Skema kerja sama ini mensyaratkan adanya offtaker (perusahaan penyerap) yang jelas bagi para peserta pelatihan. “Baznas yang siap memberikan dana untuk melatih tenaga kerja, yang penting jelas offtaker-nya. Untuk 22 orang disabilitas ini, jelas orangnya dan perusahaan mana yang akan menerima mereka,” imbuh Jayadi, menekankan pentingnya orientasi hasil dari setiap pelatihan.
Jayadi menegaskan, program pelatihan ke depan harus lebih dari sekadar formalitas. Ia menghendaki agar setiap pelatihan benar-benar memberikan dampak nyata dan menjamin keberlanjutan karier peserta setelah lulus. “Kalau disabilitas dilatih, atau siapapun yang dilatih, harus jelas setelah itu dia ke mana. Jangan sekadar dilatih lalu tidak jelas arahnya. Ke depan kami akan buat tata cara pelatihan yang lebih jelas dan bermakna,” tegasnya.
Di sisi lain, Menteri Ketenagakerjaan Profesor Yassierli yang sempat berkunjung ke Makassar pekan lalu, menyoroti tantangan struktural yang dihadapi Indonesia. Dari 145 juta angkatan kerja, 85 persen di antaranya berlatar belakang pendidikan maksimal SMA, sementara hanya 15 persen adalah lulusan perguruan tinggi.
Kondisi ini membuat transformasi struktural ketenagakerjaan menjadi tidak mudah.
“Transformasi struktural ketenagakerjaan itu tidak mudah, karena sebagian besar mereka latar belakang pendidikannya maksimum SMA.
Kami menyiapkan berbagai modul kalau seandainya mereka PHK, tapi latar belakang pendidikan tersebut akan sulit,” ujar Yassierli. Ia menekankan bahwa kompetensi menjadi kunci, mengingat peluang kerja ada di sektor formal maupun informal. Saat ini, 60 persen tenaga kerja justru berada di sektor informal.
Menaker Yassierli juga memberikan solusi konkret: mendorong para pencari kerja untuk menggeluti usaha atau UMKM. Menurutnya, UMKM adalah tulang punggung ekonomi Indonesia yang terbukti tangguh. “Dengan kondisi saat ini, UMKM menjadi solusi yang paling konkret dalam membangun ekonomi masyarakat Indonesia, sehingga para lulusan Universitas tidak hanya bisa mencatat lapangan kerja tetapi juga menjadi pelaku UMKM,” imbuhnya.
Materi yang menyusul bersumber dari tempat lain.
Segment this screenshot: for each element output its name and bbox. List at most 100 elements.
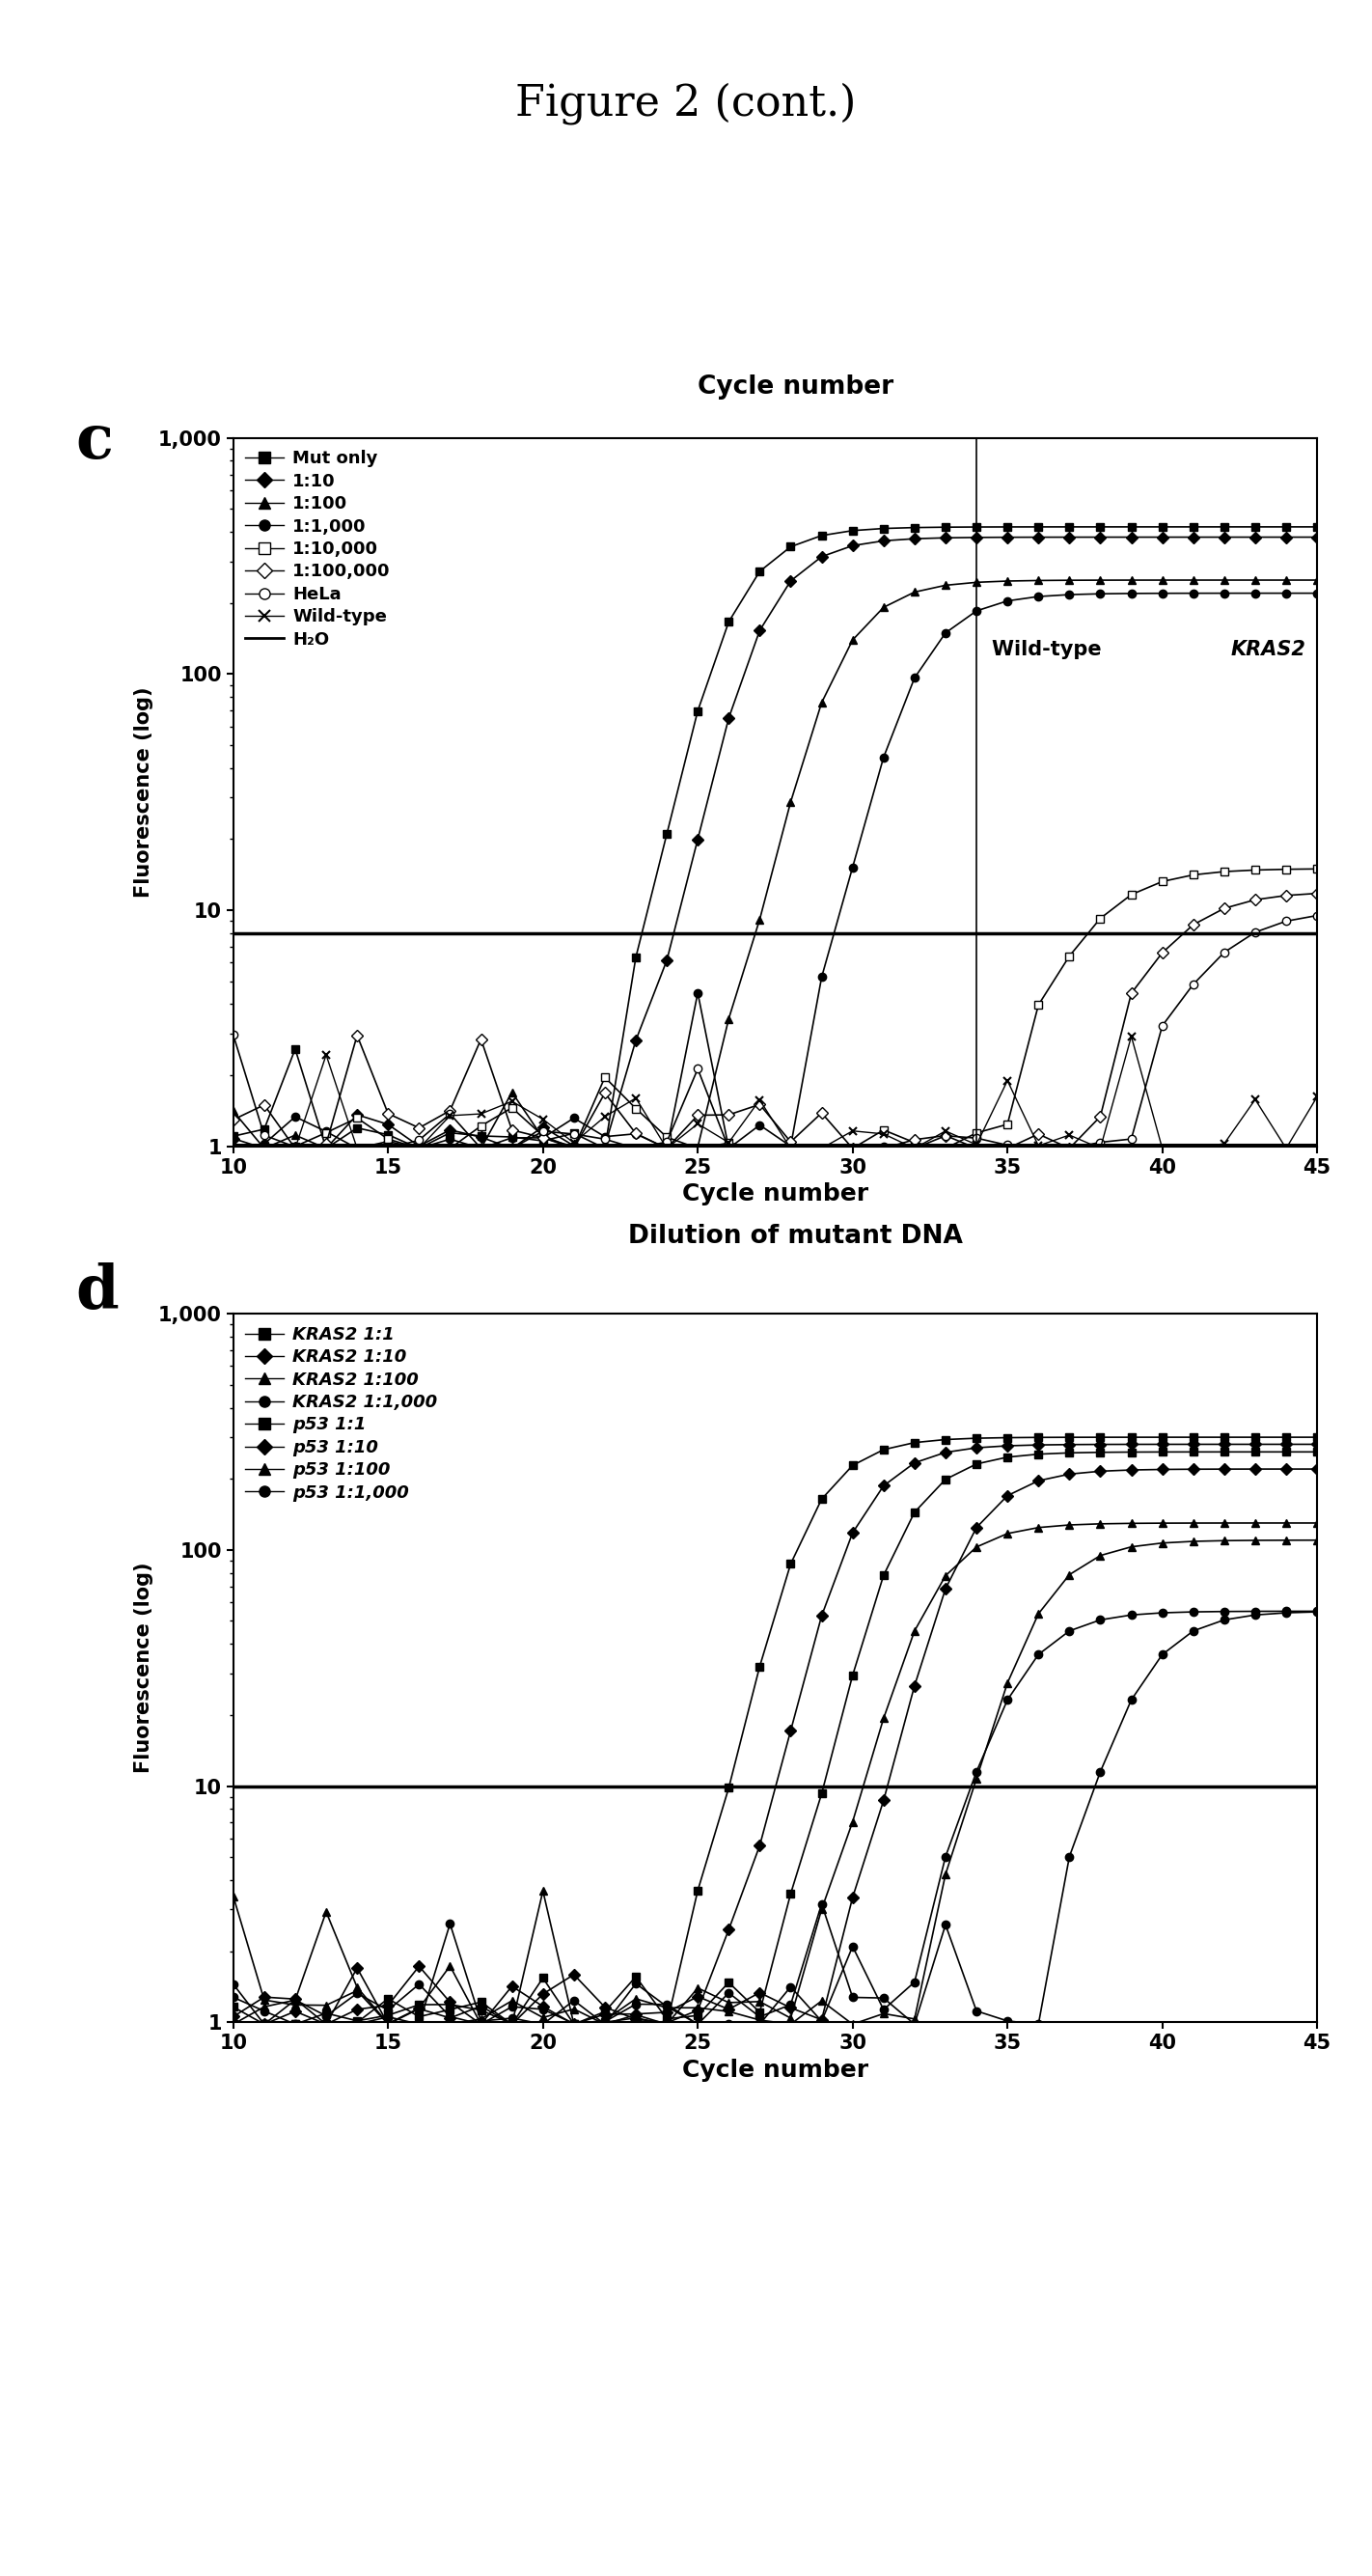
1:1,000: [348, 1133, 365, 1164]
Mut only: [907, 513, 923, 544]
p53 1:100: [1030, 1597, 1047, 1628]
H₂O: [659, 1128, 675, 1159]
Mut only: [287, 1033, 303, 1064]
KRAS2 1:1,000: [782, 1971, 799, 2002]
Mut only: [1309, 513, 1325, 544]
1:100: [627, 1133, 643, 1164]
1:100,000: [1309, 878, 1325, 909]
HeLa: [348, 1133, 365, 1164]
1:1,000: [410, 1133, 427, 1164]
1:100: [348, 1133, 365, 1164]
KRAS2 1:1,000: [225, 1968, 241, 1999]
Wild-type: [1092, 1133, 1109, 1164]
KRAS2 1:1,000: [659, 1989, 675, 2020]
p53 1:1: [1154, 1437, 1170, 1468]
1:10,000: [1309, 853, 1325, 884]
1:10: [690, 824, 707, 855]
Mut only: [969, 513, 985, 544]
p53 1:1,000: [690, 2009, 707, 2040]
p53 1:100: [1124, 1530, 1140, 1561]
KRAS2 1:10: [627, 2004, 643, 2035]
KRAS2 1:1: [659, 2009, 675, 2040]
Mut only: [380, 1118, 397, 1149]
1:10,000: [844, 1133, 860, 1164]
1:100,000: [875, 1133, 892, 1164]
p53 1:1: [1247, 1437, 1264, 1468]
HeLa: [1309, 899, 1325, 930]
HeLa: [504, 1133, 520, 1164]
KRAS2 1:1: [999, 1422, 1015, 1453]
H₂O: [937, 1128, 954, 1159]
p53 1:1,000: [844, 1981, 860, 2012]
1:100: [287, 1121, 303, 1151]
p53 1:10: [565, 2009, 582, 2040]
KRAS2 1:10: [504, 2009, 520, 2040]
1:100: [318, 1133, 335, 1164]
KRAS2 1:10: [225, 2002, 241, 2032]
Wild-type: [473, 1097, 490, 1128]
p53 1:10: [999, 1481, 1015, 1512]
Wild-type: [348, 1133, 365, 1164]
1:10,000: [565, 1133, 582, 1164]
KRAS2 1:10: [565, 1960, 582, 1991]
p53 1:1: [752, 1996, 768, 2027]
Line: Mut only: Mut only: [229, 523, 1321, 1151]
Wild-type: [380, 1131, 397, 1162]
Line: 1:10: 1:10: [229, 533, 1321, 1151]
Wild-type: [1061, 1121, 1077, 1151]
1:1,000: [504, 1123, 520, 1154]
Wild-type: [410, 1133, 427, 1164]
1:100: [380, 1128, 397, 1159]
KRAS2 1:10: [473, 1991, 490, 2022]
KRAS2 1:10: [720, 1914, 737, 1945]
KRAS2 1:100: [782, 2002, 799, 2032]
KRAS2 1:1,000: [348, 1978, 365, 2009]
1:100,000: [907, 1123, 923, 1154]
HeLa: [1030, 1133, 1047, 1164]
1:10,000: [752, 1133, 768, 1164]
Text: Cycle number: Cycle number: [698, 374, 893, 399]
p53 1:10: [1154, 1453, 1170, 1484]
Y-axis label: Fluorescence (log): Fluorescence (log): [133, 1564, 152, 1772]
p53 1:1,000: [1030, 2009, 1047, 2040]
1:100,000: [348, 1020, 365, 1051]
1:100: [1247, 564, 1264, 595]
p53 1:100: [257, 1991, 273, 2022]
p53 1:1,000: [937, 1909, 954, 1940]
1:100: [225, 1095, 241, 1126]
Wild-type: [1030, 1131, 1047, 1162]
Text: KRAS2: KRAS2: [1231, 639, 1306, 659]
KRAS2 1:1,000: [1030, 1638, 1047, 1669]
p53 1:100: [597, 2004, 613, 2035]
Mut only: [659, 819, 675, 850]
1:10: [257, 1133, 273, 1164]
1:10: [782, 567, 799, 598]
p53 1:1,000: [907, 2009, 923, 2040]
H₂O: [907, 1128, 923, 1159]
Line: KRAS2 1:100: KRAS2 1:100: [229, 1520, 1321, 2027]
Line: p53 1:100: p53 1:100: [229, 1535, 1321, 2027]
p53 1:10: [969, 1512, 985, 1543]
KRAS2 1:100: [659, 2009, 675, 2040]
KRAS2 1:10: [1061, 1430, 1077, 1461]
1:100,000: [1277, 881, 1294, 912]
KRAS2 1:1,000: [875, 1994, 892, 2025]
Wild-type: [257, 1133, 273, 1164]
1:100,000: [969, 1133, 985, 1164]
1:100,000: [257, 1090, 273, 1121]
HeLa: [1185, 969, 1202, 999]
Mut only: [1154, 513, 1170, 544]
Wild-type: [597, 1100, 613, 1131]
KRAS2 1:100: [907, 1615, 923, 1646]
p53 1:100: [442, 1950, 458, 1981]
Wild-type: [287, 1133, 303, 1164]
p53 1:1,000: [225, 1981, 241, 2012]
1:100,000: [597, 1077, 613, 1108]
1:10,000: [410, 1133, 427, 1164]
KRAS2 1:100: [720, 1986, 737, 2017]
1:10: [659, 945, 675, 976]
p53 1:100: [348, 1971, 365, 2002]
1:100: [1154, 564, 1170, 595]
p53 1:100: [627, 1984, 643, 2014]
1:100: [937, 569, 954, 600]
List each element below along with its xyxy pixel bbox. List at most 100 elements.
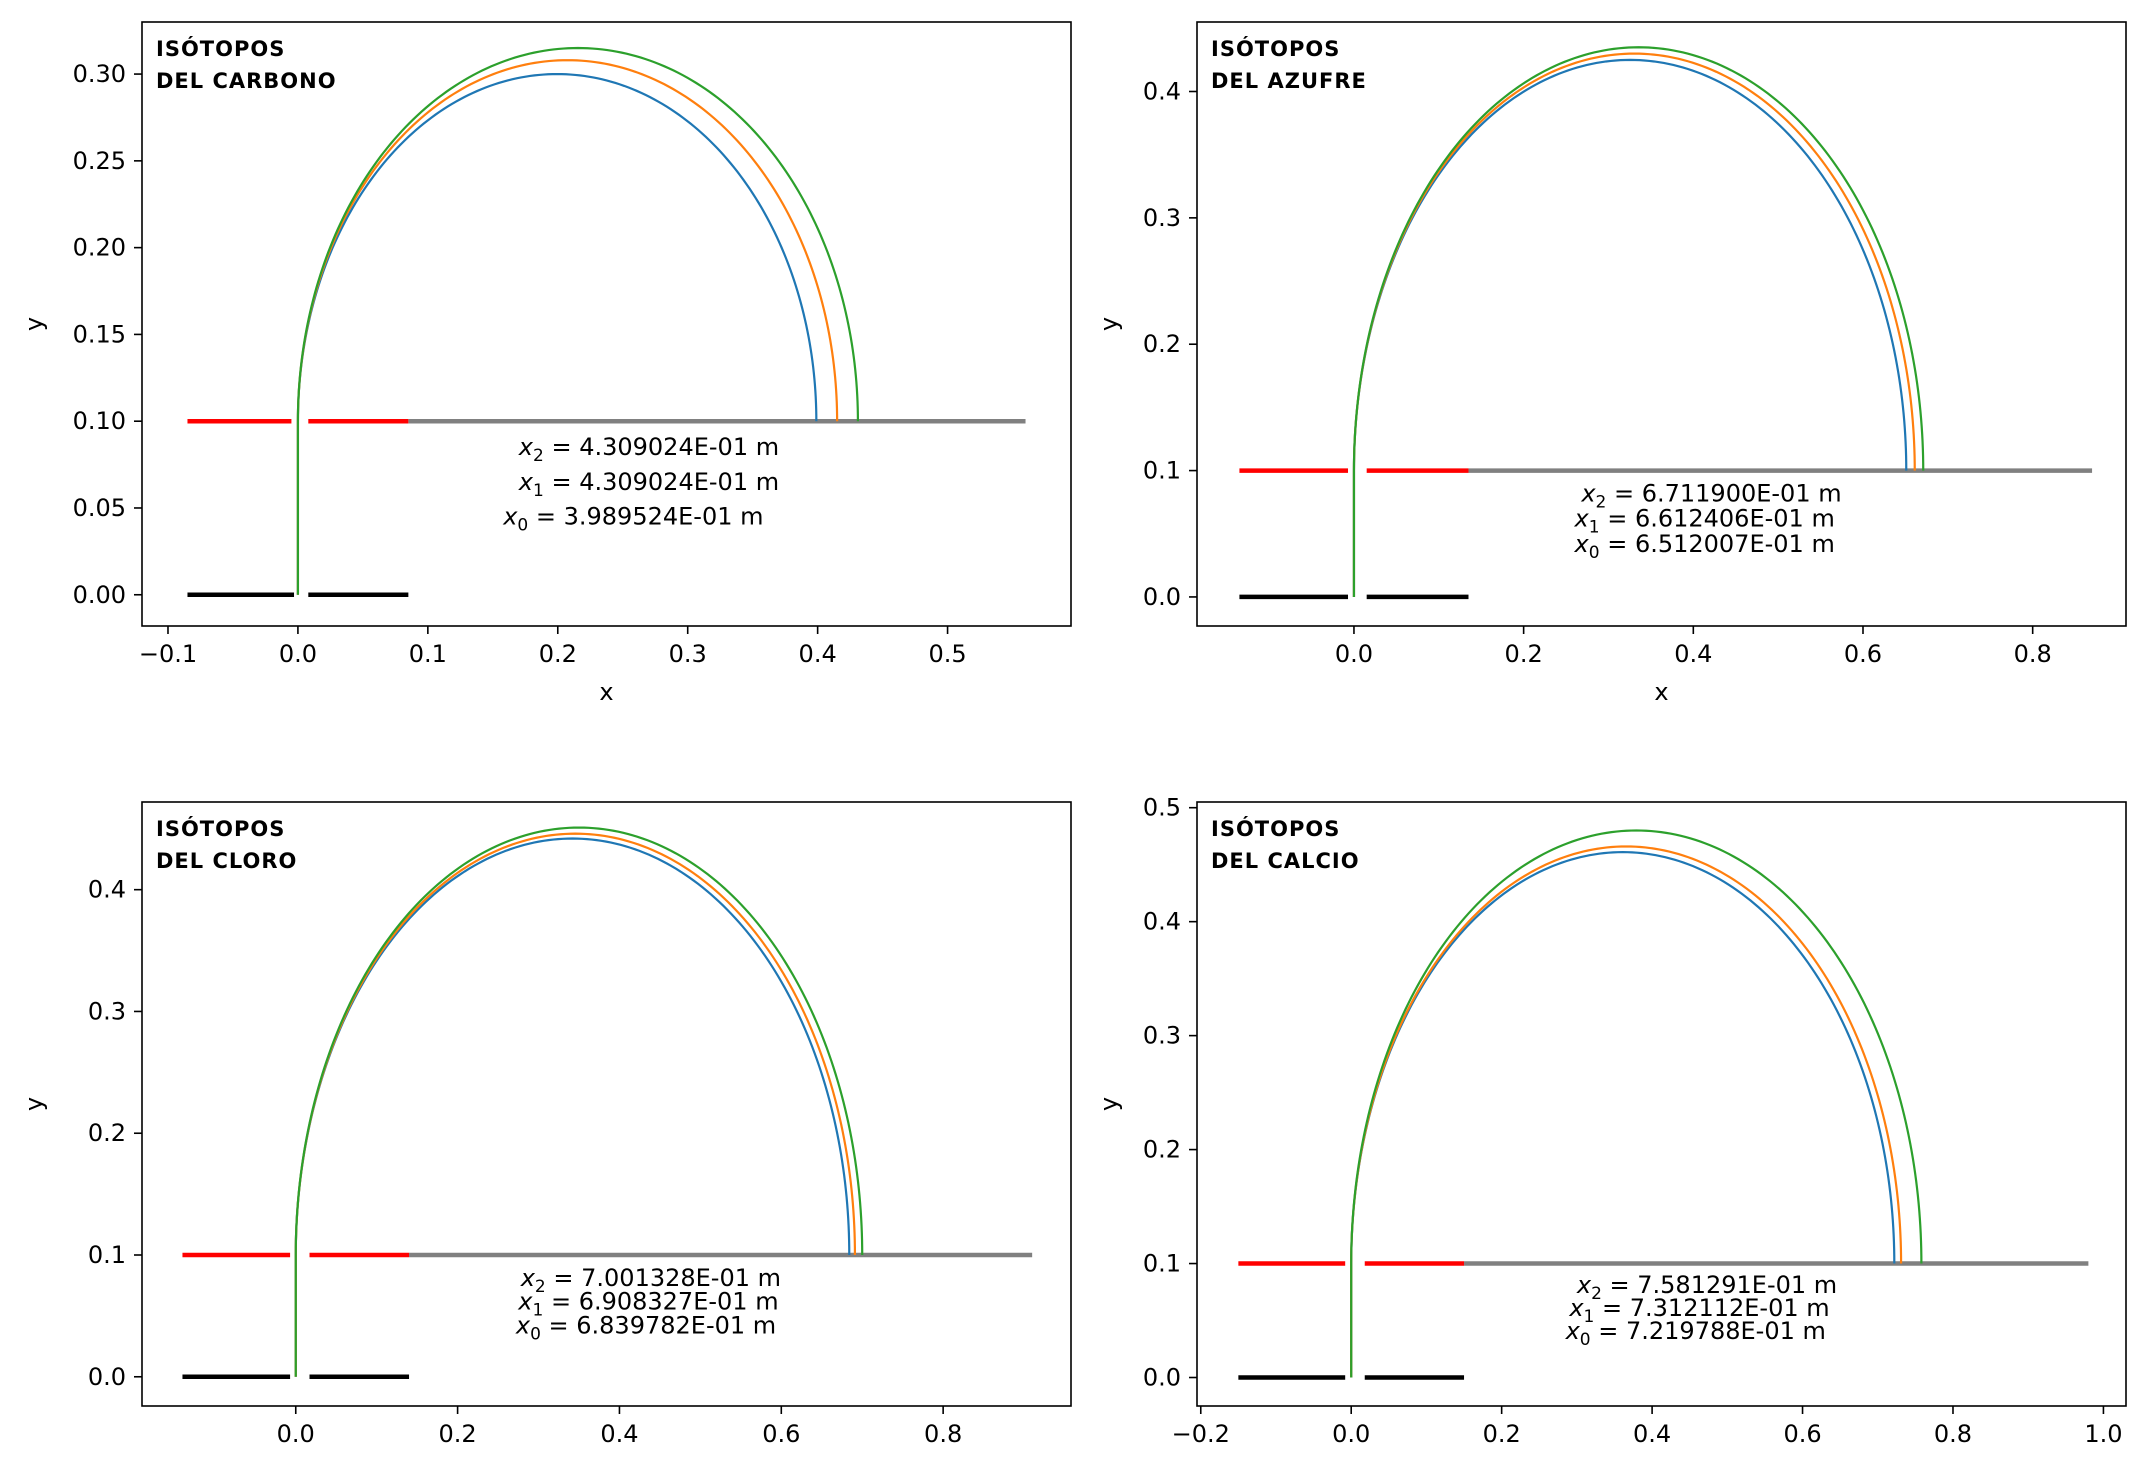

“Perekonomian saat ini 90 persen disokong UMKM. Kita bisa melihat sendiri di saat Covid-19 bagaimana UMKM bertahan dan bangkit. Solusi masalah ketenagakerjaan saat ini dan mencegah pengangguran adalah membangun entrepreneur, memiliki inisiatif, mampu membuat peluang dan memiliki opportunity,” pungkas Yassierli, menggarisbawahi pentingnya semangat kewirausahaan sebagai jalan keluar utama dari permasalahan pengangguran.